Field of Color: Tantra Drawings From Indiaby Joan Waltemath
The Drawing Center
“Marvelously anonymous. Like an antidote. Or a balm…”
—The Drawing Center’s Drawing Papers, "number 50, Field of Color: Tantra Drawings From India", 2004
Originating as illustrations for 17th century tantric texts, tantra drawings have taken on autonomy through their dissemination for use in spiritual practice. In the center of each paper there is a form that has been handed down for generations, used over and over again to aid in meditation until it is worn, some accident befalls it, or a new practitioner arrives. Then a new version is made and the form starts a new life.

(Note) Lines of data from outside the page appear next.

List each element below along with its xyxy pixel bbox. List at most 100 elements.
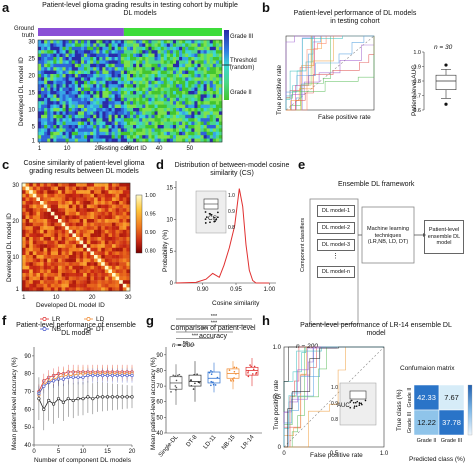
panel-h-title: Patient-level performance of LR-14 ensem… — [300, 322, 452, 337]
heat-cell — [68, 128, 73, 133]
heat-cell — [203, 91, 207, 95]
heat-cell — [157, 111, 161, 116]
cs-cell — [115, 258, 120, 263]
heat-cell — [169, 53, 174, 58]
heat-cell — [87, 111, 91, 116]
heat-cell — [87, 128, 91, 133]
heat-cell — [215, 84, 220, 88]
y-tick-label: 25 — [28, 57, 35, 63]
heat-cell — [145, 97, 149, 102]
heat-cell — [123, 60, 128, 65]
heat-cell — [139, 104, 143, 109]
cs-cell — [43, 226, 48, 230]
heat-cell — [77, 50, 82, 54]
heat-cell — [154, 80, 158, 85]
f-point — [91, 397, 95, 401]
cs-cell — [79, 237, 84, 241]
heat-cell — [176, 108, 180, 112]
cs-cell — [61, 251, 66, 256]
cs-cell — [94, 186, 98, 191]
f-point — [125, 395, 129, 399]
heat-cell — [111, 40, 115, 44]
heat-cell — [157, 131, 161, 136]
heat-cell — [80, 114, 85, 119]
heat-cell — [212, 70, 217, 75]
heat-cell — [93, 104, 97, 109]
cs-cell — [122, 283, 127, 288]
heat-cell — [212, 125, 217, 129]
cs-cell — [115, 244, 120, 248]
heat-cell — [44, 43, 48, 48]
cs-cell — [36, 255, 41, 259]
heat-cell — [185, 135, 189, 139]
heat-cell — [47, 94, 51, 99]
heat-cell — [203, 63, 207, 68]
heat-cell — [38, 43, 42, 48]
heat-cell — [62, 114, 66, 119]
heat-cell — [136, 135, 140, 139]
heat-cell — [166, 46, 171, 51]
heat-cell — [126, 40, 131, 44]
heat-cell — [163, 84, 168, 88]
cs-cell — [94, 237, 98, 241]
cs-cell — [83, 208, 87, 212]
heat-cell — [209, 94, 214, 99]
g-point — [216, 376, 219, 379]
cs-cell — [43, 193, 48, 198]
cs-cell — [101, 251, 105, 256]
cs-cell — [108, 222, 113, 227]
cs-cell — [112, 262, 116, 266]
heat-cell — [191, 101, 195, 105]
cs-cell — [22, 226, 26, 230]
cs-cell — [65, 193, 69, 198]
cs-inset-tick: 0.8 — [228, 225, 235, 231]
d-ytick-label: 15 — [166, 185, 173, 191]
heat-cell — [68, 91, 73, 95]
heat-cell — [105, 43, 109, 48]
heat-cell — [111, 101, 115, 105]
heat-cell — [93, 135, 97, 139]
cs-cell — [115, 269, 120, 274]
cs-cell — [108, 197, 113, 202]
cs-cell — [126, 211, 131, 216]
cs-cell — [86, 215, 91, 220]
cs-cell — [68, 186, 73, 191]
heat-cell — [148, 46, 152, 51]
cs-cell — [126, 237, 131, 241]
heat-cell — [188, 80, 192, 85]
cs-cell — [36, 208, 41, 212]
heat-cell — [126, 121, 131, 126]
heat-cell — [212, 46, 217, 51]
heat-cell — [117, 135, 122, 139]
heat-cell — [71, 128, 76, 133]
cs-cell — [83, 229, 87, 234]
heat-cell — [142, 60, 146, 65]
cs-cell — [83, 258, 87, 263]
heat-cell — [59, 131, 63, 136]
cs-cell — [43, 244, 48, 248]
heat-cell — [80, 53, 85, 58]
heat-cell — [169, 91, 174, 95]
cs-cell — [83, 201, 87, 205]
heat-cell — [47, 43, 51, 48]
heat-cell — [151, 77, 155, 82]
heat-cell — [133, 118, 137, 122]
heat-cell — [111, 128, 115, 133]
heat-cell — [176, 125, 180, 129]
cs-cell — [90, 183, 95, 187]
g-point — [189, 379, 192, 381]
heat-cell — [68, 84, 73, 88]
heat-cell — [166, 118, 171, 122]
heat-cell — [163, 97, 168, 102]
heat-cell — [108, 108, 112, 112]
heat-cell — [93, 121, 97, 126]
cs-cell — [108, 244, 113, 248]
cs-cell — [126, 215, 131, 220]
heat-cell — [80, 111, 85, 116]
cs-cell — [29, 208, 33, 212]
g-point — [175, 386, 178, 389]
heat-cell — [200, 108, 204, 112]
panel-h-n: n = 200 — [296, 343, 318, 350]
panel-label-a: a — [2, 0, 10, 15]
heat-cell — [111, 97, 115, 102]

Stains from water or other random marks offset the symmetry and provide a context and therefore depth for each transmitted form. In some, the stamps and signature of an official business bleed through from the back and reveal the thinness that separates their respective worlds. In others, small little nicks in the paper reveal color from a paper that has been attached below. When the swiftness of these tiny cuts ruffles the paper just so, they create an awareness of the surface’s dimension.

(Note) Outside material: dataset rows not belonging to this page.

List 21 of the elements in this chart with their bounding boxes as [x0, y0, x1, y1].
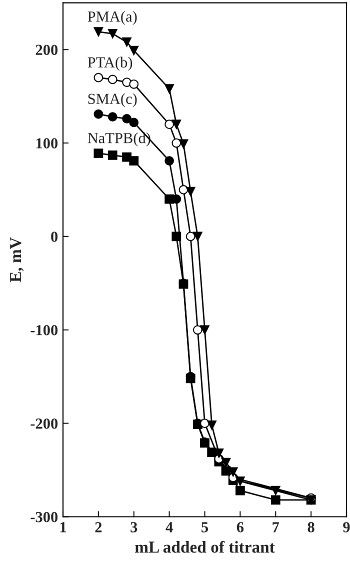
y-tick-label: -300 — [30, 512, 58, 522]
x-tick-label: 5 — [202, 522, 208, 532]
y-tick-label: 0 — [51, 232, 58, 242]
x-tick-label: 3 — [130, 522, 138, 532]
x-axis-title: mL added of titrant — [135, 540, 275, 553]
series-label: NaTPB(d) — [88, 132, 150, 146]
x-tick-label: 9 — [343, 522, 350, 532]
x-tick-label: 1 — [60, 522, 66, 532]
x-tick-label: 4 — [166, 522, 173, 532]
y-tick-label: 100 — [36, 138, 58, 148]
series-label: SMA(c) — [88, 93, 137, 108]
x-tick-label: 8 — [308, 522, 314, 532]
x-tick-label: 7 — [272, 522, 280, 532]
y-axis-title: E, mV — [10, 237, 24, 282]
x-tick-label: 2 — [95, 522, 102, 532]
y-tick-label: -200 — [30, 418, 58, 429]
x-tick-label: 6 — [236, 522, 244, 532]
series-label: PMA(a) — [88, 11, 137, 25]
y-tick-label: 200 — [36, 44, 58, 56]
series-label: PTA(b) — [88, 56, 132, 71]
y-tick-label: -100 — [30, 325, 58, 336]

The papers they are painted on are sometimes pasted together in the most delicate and unassuming way, using, apparently, what was available to put together a surface to hold the painted form. Painted in gouache, tempera, or watercolor in mostly broad, flat areas, these forms sit in the middle of delicate papers that bear the traces of both the lives they lead and those they have passed through.
Each one is unusual in its own way. A narrow band of plain paper frames two blue squares; in each, lines of pink paint run parallel to the edge, vertical in one and horizontal in the other. Beginning fairly opaquely, the pink lines slowly allow the blue to penetrate as the paint in the brush diminishes. Over the whole this ebb and flow of the material resembles raw silk, yet the lines are perfectly straight. The deep breathing of the practitioner who made these pieces resonates when the focus needed to achieve that perfection stills the mind. When those lines are being made, there is nothing in the world but their making. They offer an antidote to the anxiety of a fragmented world.
In “Anonymous Untitled” (1990), from Bikaner, two pink forms sit side by side, the right one a somewhat elongated version of the left. In each, a circular form has been removed from its edge, and a thin black line that spirals counterclockwise is in the center, roughly the same size as the circular void pieces. The forms seem to correspond to the distance between the two eyes and the two minds, left and right, so separate and different from one another, although they are the same.
Yet to begin to describe these pieces is to move further from what they essentially are, since what they effect seems much closer to the truth they embody than how they appear. They could almost slip into the tradition of abstraction that began in the 20th century, and certainly that coincidence at this point in time facilitates their reception, but they are much older than the history of abstraction, and that raises questions about how they can be received. Framing them and putting them on the wall to be viewed in the context of the Western tradition of art invites difficulties, which is not to say they shouldn’t be seen.
In the Drawing Room on the end wall, a painted pattern was carried over from the Tuttle exhibition across the street; it seemingly ties the two exhibitions together. Whereas Tuttle’s energetic marks thrive against this active ground, which enhances the marks’ tendency to enliven, the tantra drawings are rendered invisible against the pattern, since the activity thwarts the drawings’ essential drive to quietude.
It is only after apprehending the terms that each individual work or body of work sets for itself that we can begin to make critical judgments. The tantra drawings are particularly poignant for our time. Insofar as they stand outside of this tradition, they reveal the limits of viewing as separate from Being.
The noninitiate can penetrate only so far into the world with which the initiate is intimate. We will not easily enter the world from which these works have come. In looking at them I feel myself walking barefoot in the snow.
JOAN WALTEMATH is an artist who lives and works in New York City. She writes on art and has served as an editor-at-large of the Brooklyn Rail since 2001. She has shown extensively and her work is in the collections of the Harvard University Art Museums, the National Gallery of Art, the Hammer Museum and the Museum of Modern Art. She is currently the Director of the LeRoy E. Hoffberger School of Painting at MICA.